Hoje em nosso encontro ouvimos e repetimos esta palavra: LIBERDADE. Paulo Freire está presente e nos ensina que a educação deve partir do nós, ao discutirmos a prática apresentada sobre a literatura de cordel na escola, sentimos e vivenciamos isso.

A literatura de cordel é um dos gêneros mais complexos que existem, ela é genuinamente nordestina, único gênero literário nordestinos, quiçá brasileiro, criado por nós. E ainda assim vive na marginalidade da nossa língua, como ao menor, apoio para projetos e práticas extracurriculares, porque a julgamos mais fácil para os alunos construirem, porque a simplificamos em rimas.

O cordel exige métrica, rigor, regra. Cordelistas ou poetas do cordel lutam pelo reconhecimento e valorização de sua arte. Nós educadores/as falamos sobre a importância do cordel para a literatura brasileira, nordestina, parafraseamos Boaventura de Souza Santos para falar de uma educação que deve partir do sul, nascer do sul, mas não temos cordéis nas bibliotecas escolares, nas prateleiras das nossas estantes em casa.

Ainda temos muitas miopias, muito a percorrer, nós todos. O pré entendimento de que o cordel é algo ‘fácil’ esconde muitas coisas, uma delas é aquilo que buscamos para nossas práticas escolares, que é um fazer educativo mais significativo, próximo de nós, dos/as alunos/as. Torna a complexidade do ensinar e aprender em algo que nos representa, que transparece nosso jeito de falar sobre os mais variados assuntos, discutir política, religião, contar causos, sorrir, emocionar. Por isso parece fácil, porque é próximo a nós, nos identificamos com esta arte.

Contextualizar a educação, tornar os saberes populares e a memória coletiva viva e presente na escola é um desafio que pode nos envolver nesta docência implicada e apaixonante. O nós deve ser o centro e não à margem, como que ocupando lugar de marginalidade. Paulo Freire no sertão, lá no Angico alfabetizou jovens e adultos em apenas 40 dias, porque tornou o conhecimento próximo aos alunos/as, foi preso por isso, mas seu legado nos inspira à revolucionar nossa identidade e nossa prática docente.

A entender o conhecimento como sinônimo de liberdade. Que possamos encarar nossas miopias e ter coragem para se colocar no lugar de aluno e aprender com o outro, ter a generosidade de olhar e ouvir para conseguir afetar aqueles e aquelas que aguardam por um lugar, uma oportunidade de se colocar, se posicionar, dizer o que sente e pensa, de ser visto em suas potencialidades.

Não podemos mais repetir essa frase “você não quer nada com a vida”. Ao contrário, a vida te chama, ela é difícil e complexa, eu também estou aprendendo a cada dia, e cada um carrega os instrumentos necessários para lutar e não desistir.

Caso contrário, estaríamos nos enganando, acreditaríamos estarmos sendo ótimos professores só pelo fato de ter alguns na turma que se dedicam aos estudos, tem boas notas, estes são bons alunos em qualquer escola, independente de nós, somos professores de uma turma e não de poucos.
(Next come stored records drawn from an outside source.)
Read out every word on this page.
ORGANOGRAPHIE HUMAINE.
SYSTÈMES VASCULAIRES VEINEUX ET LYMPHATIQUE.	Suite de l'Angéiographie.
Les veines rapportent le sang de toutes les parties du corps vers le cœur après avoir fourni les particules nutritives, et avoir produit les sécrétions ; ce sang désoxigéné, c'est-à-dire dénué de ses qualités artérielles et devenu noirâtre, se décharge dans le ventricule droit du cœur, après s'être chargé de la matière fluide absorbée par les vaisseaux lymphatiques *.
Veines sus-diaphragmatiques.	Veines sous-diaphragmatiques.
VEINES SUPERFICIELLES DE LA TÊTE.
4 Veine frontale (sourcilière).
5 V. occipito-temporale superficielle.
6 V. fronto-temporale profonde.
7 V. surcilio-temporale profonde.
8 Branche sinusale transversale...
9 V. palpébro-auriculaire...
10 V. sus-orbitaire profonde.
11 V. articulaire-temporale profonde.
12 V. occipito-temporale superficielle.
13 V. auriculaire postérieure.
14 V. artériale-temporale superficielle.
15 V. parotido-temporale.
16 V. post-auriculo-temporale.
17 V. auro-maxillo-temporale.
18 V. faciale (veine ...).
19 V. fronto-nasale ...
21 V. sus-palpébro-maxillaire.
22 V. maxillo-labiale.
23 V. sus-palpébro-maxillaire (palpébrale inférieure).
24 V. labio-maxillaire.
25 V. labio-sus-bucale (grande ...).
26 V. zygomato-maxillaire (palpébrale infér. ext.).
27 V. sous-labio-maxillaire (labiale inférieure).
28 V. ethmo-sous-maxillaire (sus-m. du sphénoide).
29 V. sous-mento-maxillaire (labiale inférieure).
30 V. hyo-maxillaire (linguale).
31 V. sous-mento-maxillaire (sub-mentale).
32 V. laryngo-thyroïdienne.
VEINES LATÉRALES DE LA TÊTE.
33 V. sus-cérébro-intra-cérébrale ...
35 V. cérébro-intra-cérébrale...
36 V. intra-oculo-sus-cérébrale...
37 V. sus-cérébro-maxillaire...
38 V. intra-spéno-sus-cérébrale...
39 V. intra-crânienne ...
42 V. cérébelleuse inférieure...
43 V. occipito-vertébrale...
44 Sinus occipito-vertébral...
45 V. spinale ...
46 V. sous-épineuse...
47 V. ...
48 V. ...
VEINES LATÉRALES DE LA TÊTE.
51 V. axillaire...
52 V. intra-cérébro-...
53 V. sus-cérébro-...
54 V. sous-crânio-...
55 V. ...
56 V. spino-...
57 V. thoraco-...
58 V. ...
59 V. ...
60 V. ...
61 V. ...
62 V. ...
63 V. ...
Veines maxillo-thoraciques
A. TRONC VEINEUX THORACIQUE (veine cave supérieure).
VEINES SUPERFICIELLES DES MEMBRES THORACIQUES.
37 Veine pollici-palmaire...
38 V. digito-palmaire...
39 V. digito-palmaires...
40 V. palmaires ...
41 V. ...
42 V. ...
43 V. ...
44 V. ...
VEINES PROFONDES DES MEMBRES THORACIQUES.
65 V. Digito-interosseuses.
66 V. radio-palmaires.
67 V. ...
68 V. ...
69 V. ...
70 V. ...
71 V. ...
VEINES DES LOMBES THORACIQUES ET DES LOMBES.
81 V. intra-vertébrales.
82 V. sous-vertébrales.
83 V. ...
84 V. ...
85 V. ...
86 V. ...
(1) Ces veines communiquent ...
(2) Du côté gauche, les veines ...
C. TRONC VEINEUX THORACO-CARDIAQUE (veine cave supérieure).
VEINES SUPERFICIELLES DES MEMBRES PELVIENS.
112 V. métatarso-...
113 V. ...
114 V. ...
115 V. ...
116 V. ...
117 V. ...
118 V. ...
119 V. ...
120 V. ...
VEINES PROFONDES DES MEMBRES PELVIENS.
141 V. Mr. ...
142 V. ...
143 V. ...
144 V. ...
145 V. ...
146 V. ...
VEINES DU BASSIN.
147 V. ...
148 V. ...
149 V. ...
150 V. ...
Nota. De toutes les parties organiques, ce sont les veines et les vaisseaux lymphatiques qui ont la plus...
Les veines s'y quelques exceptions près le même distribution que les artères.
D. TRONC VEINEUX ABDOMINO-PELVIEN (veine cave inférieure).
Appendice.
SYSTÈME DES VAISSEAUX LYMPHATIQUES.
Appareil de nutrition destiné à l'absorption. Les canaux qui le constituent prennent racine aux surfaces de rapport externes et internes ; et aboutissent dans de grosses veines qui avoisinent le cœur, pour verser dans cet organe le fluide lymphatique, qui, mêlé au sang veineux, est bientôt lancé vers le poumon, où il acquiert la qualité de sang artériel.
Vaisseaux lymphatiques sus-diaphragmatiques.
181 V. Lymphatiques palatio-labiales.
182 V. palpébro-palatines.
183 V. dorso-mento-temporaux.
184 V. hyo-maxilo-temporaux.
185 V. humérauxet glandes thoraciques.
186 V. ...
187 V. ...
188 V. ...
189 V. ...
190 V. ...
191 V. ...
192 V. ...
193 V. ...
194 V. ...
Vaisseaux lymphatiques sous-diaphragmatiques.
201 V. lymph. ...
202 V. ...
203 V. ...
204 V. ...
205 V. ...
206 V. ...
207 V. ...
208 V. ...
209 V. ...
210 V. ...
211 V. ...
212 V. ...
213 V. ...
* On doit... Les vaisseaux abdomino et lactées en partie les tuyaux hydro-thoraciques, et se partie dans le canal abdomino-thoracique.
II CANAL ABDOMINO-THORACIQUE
Aprendamos com Freire, o amor pode sim ser prática de liberdade, que a generosidade seja autêntica em nossas rotinas, que a escola possa ser este lugar onde nascem bonitezas, práticas educativas críticas, políticas, revolucionárias, que a escola seja um lugar onde os sonhos nascem e manifestam-se, onde a criatividade e a inventividade tomam forma e des-formam, onde o amor é a ferramenta para quebrar esta cultura de desamor que insistimos em replicar. Que a escola seja a própria liberdade.